Günlük dilde, zarif ve şık giyinen kişiler için kullanılan "İki Dirhem Bir Çekirdek" deyiminin kökeni, Osmanlı altınına dayanıyor. Osmanlı döneminde, değerli taşların ve altınların ağırlık ölçümünde keçiboynuzu çekirdekleri kullanılıyordu. Her bir keçiboynuzu çekirdeğinin ağırlığı 200 miligram olarak sabit kabul edilirken, 16 çekirdek bir "dirhem" ediyordu.

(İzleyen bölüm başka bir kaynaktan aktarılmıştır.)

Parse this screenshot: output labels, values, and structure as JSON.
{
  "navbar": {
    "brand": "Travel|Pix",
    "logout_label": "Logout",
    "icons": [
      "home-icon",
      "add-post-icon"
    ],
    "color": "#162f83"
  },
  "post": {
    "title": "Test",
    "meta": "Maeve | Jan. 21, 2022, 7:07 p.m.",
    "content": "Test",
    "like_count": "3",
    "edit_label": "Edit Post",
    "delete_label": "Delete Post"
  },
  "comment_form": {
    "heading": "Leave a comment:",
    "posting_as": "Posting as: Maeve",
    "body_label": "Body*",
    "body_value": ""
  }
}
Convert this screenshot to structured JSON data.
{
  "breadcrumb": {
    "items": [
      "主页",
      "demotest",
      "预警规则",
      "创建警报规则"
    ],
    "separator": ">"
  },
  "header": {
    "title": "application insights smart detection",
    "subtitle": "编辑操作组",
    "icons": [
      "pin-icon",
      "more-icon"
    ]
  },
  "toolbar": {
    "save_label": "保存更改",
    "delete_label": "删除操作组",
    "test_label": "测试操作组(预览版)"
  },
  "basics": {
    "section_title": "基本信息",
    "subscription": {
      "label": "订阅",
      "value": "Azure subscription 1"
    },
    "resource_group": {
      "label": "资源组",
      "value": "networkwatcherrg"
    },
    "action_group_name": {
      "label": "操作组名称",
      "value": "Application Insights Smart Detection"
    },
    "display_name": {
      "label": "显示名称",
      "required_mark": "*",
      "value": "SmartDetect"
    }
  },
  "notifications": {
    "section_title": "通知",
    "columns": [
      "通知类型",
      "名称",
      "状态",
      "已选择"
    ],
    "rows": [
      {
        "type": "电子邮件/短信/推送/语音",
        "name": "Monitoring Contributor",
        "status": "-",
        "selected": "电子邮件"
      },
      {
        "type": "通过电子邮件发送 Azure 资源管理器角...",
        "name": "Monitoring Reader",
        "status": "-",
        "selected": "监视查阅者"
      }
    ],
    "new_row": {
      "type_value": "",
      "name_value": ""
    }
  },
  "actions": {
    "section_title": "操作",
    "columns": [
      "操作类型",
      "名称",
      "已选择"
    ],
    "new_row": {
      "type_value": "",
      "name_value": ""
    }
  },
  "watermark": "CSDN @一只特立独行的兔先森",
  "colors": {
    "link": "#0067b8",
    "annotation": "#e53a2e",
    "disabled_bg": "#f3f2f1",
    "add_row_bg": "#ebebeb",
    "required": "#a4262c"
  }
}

Bir Osmanlı altını ise tam olarak 33 çekirdek, yani 2 dirhem ve 1 çekirdek ağırlığındaydı. Bu nedenle, altın gibi değerli görülen kişilere veya nesnelere "iki dirhem bir çekirdek" benzetmesi yapılarak zenginlik ve şıklıklarına vurgu yapılıyordu. Ayrıca, keçiboynuzunun Latince adı "Ceratonia" ve Arapça karşılığı "Carrat", bugün kuyumculukta kullanılan "karat" ölçüsünün de kökeni olarak biliniyor.
Bu tarihi deyim, günümüzde hâlâ insanların zarafetini ve şıklığını övmek için sıkça kullanılmaya devam ediyor.